Objectives: To explore the relationship of serious infection risk with current and prior oral glucocorticoid (GC) therapy in elderly patients with rheumatoid arthritis (RA).

Methods: A case-control analysis matched 1947 serious infection cases to five controls, selected from 16207 RA patients aged ≥ 65 between 1985-2003 in Quebec, Canada. Adjusted odds ratios for infection associated with different GC patterns were estimated using conventional models and a weighted cumulative dose (WCD) model.

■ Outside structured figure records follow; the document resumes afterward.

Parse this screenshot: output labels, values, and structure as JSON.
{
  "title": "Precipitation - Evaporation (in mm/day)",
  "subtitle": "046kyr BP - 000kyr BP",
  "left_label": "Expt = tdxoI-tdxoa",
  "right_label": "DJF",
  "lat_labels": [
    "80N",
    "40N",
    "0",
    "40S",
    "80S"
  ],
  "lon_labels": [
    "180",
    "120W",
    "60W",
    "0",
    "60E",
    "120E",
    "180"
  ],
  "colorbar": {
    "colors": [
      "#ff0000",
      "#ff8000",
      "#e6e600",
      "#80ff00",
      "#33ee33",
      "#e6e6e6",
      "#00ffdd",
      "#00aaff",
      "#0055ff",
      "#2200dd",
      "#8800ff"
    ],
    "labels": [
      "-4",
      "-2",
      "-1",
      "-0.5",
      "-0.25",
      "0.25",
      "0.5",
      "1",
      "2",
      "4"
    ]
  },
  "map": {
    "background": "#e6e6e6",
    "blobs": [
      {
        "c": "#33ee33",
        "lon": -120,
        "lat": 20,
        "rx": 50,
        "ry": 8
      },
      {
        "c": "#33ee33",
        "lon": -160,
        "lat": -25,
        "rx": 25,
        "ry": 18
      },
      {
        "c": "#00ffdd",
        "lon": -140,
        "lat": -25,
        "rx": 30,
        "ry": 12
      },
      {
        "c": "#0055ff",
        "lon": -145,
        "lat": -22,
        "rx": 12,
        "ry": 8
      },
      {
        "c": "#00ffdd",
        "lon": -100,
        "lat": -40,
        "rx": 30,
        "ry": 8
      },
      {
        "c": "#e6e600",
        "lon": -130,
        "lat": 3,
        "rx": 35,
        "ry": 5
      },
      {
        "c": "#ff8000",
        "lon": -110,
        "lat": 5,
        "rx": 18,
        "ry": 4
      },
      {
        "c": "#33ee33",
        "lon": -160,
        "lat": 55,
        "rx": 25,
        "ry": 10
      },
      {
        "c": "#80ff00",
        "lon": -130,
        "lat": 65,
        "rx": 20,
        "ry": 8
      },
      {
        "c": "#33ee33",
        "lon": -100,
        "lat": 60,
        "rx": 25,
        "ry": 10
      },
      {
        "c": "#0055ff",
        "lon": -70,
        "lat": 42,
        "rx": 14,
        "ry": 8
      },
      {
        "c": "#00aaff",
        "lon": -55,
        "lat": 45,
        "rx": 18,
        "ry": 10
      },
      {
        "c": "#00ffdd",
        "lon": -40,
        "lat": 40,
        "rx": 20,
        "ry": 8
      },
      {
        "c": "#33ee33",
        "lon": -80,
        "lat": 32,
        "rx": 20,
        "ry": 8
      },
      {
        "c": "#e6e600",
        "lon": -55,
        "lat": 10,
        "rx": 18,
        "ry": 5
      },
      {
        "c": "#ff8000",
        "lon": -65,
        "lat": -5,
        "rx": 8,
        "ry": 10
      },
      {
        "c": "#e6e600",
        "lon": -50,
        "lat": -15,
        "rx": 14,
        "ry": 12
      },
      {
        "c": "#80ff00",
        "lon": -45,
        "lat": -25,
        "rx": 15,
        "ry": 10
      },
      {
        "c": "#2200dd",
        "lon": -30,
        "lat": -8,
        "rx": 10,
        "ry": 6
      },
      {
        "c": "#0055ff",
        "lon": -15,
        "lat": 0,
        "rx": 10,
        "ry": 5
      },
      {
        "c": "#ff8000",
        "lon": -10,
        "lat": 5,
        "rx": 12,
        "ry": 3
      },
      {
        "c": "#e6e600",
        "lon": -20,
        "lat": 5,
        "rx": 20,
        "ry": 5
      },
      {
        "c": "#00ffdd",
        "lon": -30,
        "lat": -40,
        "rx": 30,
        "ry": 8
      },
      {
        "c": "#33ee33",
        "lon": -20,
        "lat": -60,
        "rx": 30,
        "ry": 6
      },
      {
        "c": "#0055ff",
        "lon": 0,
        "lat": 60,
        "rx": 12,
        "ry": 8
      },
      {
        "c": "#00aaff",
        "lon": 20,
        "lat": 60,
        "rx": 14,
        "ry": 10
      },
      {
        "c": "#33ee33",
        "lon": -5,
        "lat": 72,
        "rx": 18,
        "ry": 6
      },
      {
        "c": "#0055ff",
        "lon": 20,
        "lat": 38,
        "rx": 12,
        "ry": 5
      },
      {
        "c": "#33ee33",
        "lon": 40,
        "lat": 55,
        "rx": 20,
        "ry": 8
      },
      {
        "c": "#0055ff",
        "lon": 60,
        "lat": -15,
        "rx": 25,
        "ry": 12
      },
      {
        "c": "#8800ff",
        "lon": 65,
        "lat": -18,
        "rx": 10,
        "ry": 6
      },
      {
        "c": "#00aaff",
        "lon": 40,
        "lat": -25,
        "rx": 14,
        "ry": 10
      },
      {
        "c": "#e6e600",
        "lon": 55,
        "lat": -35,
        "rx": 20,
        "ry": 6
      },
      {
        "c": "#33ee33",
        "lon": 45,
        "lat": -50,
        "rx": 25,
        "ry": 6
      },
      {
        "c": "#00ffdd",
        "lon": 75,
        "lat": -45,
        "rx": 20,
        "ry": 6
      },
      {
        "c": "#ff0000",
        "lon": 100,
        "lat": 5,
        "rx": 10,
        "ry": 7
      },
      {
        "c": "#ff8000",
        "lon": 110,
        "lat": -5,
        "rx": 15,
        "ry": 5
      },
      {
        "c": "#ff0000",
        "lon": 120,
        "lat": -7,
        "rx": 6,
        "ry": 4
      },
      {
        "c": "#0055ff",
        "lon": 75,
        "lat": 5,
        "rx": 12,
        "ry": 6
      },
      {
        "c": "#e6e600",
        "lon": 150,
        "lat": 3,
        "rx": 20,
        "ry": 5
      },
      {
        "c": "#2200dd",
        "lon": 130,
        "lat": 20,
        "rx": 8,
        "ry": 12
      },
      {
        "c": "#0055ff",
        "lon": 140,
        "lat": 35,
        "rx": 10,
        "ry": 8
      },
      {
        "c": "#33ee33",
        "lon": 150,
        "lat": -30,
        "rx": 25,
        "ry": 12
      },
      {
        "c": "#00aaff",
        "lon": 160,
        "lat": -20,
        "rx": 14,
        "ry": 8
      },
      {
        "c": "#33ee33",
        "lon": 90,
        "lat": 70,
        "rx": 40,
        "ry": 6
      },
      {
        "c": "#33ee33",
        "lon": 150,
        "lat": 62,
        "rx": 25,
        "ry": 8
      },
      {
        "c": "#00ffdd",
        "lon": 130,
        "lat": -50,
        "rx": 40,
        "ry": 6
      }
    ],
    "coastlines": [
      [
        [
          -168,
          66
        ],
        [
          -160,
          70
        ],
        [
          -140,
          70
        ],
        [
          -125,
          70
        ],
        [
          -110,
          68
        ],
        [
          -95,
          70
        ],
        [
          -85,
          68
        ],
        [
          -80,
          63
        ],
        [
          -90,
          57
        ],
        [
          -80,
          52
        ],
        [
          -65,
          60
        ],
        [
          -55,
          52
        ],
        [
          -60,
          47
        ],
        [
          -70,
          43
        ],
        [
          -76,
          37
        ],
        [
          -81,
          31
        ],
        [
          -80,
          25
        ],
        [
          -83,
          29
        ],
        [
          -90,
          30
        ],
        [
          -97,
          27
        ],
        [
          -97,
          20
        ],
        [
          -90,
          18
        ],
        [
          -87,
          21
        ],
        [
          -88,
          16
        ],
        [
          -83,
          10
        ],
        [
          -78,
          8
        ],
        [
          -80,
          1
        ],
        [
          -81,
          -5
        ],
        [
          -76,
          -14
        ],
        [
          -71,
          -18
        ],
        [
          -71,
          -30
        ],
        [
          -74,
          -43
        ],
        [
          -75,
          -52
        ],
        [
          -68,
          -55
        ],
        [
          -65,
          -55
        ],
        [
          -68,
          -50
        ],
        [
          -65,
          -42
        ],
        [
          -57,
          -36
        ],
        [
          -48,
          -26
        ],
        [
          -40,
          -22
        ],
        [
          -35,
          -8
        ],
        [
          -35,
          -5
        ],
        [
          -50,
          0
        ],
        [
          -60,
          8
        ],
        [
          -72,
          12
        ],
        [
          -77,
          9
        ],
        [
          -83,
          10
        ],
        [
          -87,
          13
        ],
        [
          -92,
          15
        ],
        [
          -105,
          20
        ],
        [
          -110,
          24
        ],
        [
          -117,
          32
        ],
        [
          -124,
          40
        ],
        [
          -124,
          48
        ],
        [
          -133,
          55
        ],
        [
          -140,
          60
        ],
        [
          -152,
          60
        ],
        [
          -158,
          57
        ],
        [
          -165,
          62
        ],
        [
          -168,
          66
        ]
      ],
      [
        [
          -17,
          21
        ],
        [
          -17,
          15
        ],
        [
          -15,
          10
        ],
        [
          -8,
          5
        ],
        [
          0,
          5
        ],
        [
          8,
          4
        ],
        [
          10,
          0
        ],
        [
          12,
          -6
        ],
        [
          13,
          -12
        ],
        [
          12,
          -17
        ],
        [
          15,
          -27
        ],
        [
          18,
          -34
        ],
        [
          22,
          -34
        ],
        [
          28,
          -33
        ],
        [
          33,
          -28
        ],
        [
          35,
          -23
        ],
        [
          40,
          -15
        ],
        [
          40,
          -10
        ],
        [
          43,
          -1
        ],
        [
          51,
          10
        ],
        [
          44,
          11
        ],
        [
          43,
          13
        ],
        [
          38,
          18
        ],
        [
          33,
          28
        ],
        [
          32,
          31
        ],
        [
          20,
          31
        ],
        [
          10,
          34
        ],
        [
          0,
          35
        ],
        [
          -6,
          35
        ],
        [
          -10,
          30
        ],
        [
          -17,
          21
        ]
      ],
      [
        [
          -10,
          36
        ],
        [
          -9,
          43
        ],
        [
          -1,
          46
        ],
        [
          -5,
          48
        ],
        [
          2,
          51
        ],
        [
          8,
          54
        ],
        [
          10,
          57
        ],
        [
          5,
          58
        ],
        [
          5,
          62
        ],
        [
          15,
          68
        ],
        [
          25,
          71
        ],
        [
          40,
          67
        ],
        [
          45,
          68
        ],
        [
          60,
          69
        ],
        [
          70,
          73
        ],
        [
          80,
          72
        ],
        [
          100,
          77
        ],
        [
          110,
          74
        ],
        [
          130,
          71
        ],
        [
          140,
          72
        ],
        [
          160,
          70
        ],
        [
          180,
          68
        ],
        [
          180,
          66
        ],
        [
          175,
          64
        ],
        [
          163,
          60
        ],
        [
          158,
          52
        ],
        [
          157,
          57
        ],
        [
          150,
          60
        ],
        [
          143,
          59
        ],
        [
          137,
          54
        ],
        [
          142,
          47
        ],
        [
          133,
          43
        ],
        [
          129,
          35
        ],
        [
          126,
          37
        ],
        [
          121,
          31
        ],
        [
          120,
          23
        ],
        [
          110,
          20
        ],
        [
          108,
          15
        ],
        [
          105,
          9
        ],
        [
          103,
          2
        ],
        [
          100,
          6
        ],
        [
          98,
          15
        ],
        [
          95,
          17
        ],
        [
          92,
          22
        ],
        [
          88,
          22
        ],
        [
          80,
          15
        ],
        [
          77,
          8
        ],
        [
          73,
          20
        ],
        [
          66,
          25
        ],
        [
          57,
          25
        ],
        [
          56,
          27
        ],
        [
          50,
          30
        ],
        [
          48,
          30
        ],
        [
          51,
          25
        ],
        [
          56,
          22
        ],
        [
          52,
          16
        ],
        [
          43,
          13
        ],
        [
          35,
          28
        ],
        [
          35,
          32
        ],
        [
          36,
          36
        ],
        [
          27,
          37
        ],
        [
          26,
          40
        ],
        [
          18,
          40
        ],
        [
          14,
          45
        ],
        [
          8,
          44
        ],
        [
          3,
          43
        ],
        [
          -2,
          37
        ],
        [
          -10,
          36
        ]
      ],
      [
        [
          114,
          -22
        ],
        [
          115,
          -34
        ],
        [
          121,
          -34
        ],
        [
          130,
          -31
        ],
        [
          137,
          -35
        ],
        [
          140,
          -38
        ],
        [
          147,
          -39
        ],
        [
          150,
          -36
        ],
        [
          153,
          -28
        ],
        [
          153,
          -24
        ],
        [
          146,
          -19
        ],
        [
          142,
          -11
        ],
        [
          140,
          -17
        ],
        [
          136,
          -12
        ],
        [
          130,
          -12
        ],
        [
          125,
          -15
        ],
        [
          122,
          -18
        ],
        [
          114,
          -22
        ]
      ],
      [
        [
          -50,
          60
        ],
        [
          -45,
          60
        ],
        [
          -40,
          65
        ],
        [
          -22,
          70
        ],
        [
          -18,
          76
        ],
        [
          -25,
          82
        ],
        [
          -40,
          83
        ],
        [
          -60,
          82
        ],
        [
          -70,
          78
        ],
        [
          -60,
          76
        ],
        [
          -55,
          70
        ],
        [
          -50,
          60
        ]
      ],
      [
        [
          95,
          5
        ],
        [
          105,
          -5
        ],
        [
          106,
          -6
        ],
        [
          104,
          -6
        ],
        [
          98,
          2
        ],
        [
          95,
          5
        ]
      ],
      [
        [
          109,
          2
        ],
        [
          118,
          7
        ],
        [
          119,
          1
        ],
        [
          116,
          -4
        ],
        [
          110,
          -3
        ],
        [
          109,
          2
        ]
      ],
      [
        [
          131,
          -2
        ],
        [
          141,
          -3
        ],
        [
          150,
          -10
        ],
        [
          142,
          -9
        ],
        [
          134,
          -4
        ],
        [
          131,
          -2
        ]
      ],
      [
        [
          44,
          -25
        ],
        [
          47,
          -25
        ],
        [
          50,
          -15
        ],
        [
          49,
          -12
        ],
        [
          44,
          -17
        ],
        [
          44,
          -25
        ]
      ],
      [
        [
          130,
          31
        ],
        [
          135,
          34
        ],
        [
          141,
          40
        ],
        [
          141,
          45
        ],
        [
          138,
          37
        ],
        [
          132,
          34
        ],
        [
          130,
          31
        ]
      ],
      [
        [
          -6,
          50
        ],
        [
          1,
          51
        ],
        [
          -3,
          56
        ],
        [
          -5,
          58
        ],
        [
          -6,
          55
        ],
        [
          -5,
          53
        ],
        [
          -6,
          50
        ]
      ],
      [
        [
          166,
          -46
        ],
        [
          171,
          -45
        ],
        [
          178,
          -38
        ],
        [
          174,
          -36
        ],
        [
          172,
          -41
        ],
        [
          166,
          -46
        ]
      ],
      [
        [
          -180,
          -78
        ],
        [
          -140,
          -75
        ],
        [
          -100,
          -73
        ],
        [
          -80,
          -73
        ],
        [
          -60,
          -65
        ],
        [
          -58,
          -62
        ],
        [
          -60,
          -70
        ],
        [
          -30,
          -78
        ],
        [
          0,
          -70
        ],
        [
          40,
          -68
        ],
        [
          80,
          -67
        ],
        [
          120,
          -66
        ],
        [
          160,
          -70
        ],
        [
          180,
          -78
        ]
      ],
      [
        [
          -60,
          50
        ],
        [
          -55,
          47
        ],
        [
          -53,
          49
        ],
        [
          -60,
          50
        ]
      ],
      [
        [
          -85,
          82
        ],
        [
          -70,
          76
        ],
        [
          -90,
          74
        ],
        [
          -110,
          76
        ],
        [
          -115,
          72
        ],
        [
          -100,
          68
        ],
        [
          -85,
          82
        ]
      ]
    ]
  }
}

Results: The WCD model predicted risks better than conventional models. Current and recent GC doses had highest impact on current risk. Doses taken up to 2.5 years ago were also associated with increased risk, albeit to a lesser extent. A current user of 5mg prednisolone had a 30%, 46% or 100% increased risk of serious infection when used continuously for the last 3 months, 6 months or 3 years, respectively, compared to a non-user. The risk associated with 5mg prednisolone taken for the last 3 years was similar to that associated with 30 mg taken for the last month. Discontinuing a two-year course of 10mg prednisolone six months ago halved the risk compared to ongoing use.

Conclusions: GC therapy is associated with infection risk in older patients with RA. The WCD model provided more accurate risk estimates than conventional models. Current and recent doses have greatest impact on infection risk, but the cumulative impact of doses taken in the last 2-3 years still affects risk. Knowing how risk depends on pattern of GC use will contribute to an improved benefit/harm assessment.

Figure 1

Estimated weight function (solid curve) and pointwise 95% bootstrap CI (dotted curves) for the final weighted cumulative dose model of the association between previous oral glucocorticoid exposure and serious infection. The final WCD model used 3 degrees of freedom to model the weight function (see Supplementary Online Materials). Relative risks associated with specific exposure patterns are derived from the weighted sum of past doses, with weights shown on the y-axis. Accordingly, the total impact of continuing exposure (in terms of log OR) during a given time period corresponds to the area under the weight curve (over the corresponding time interval).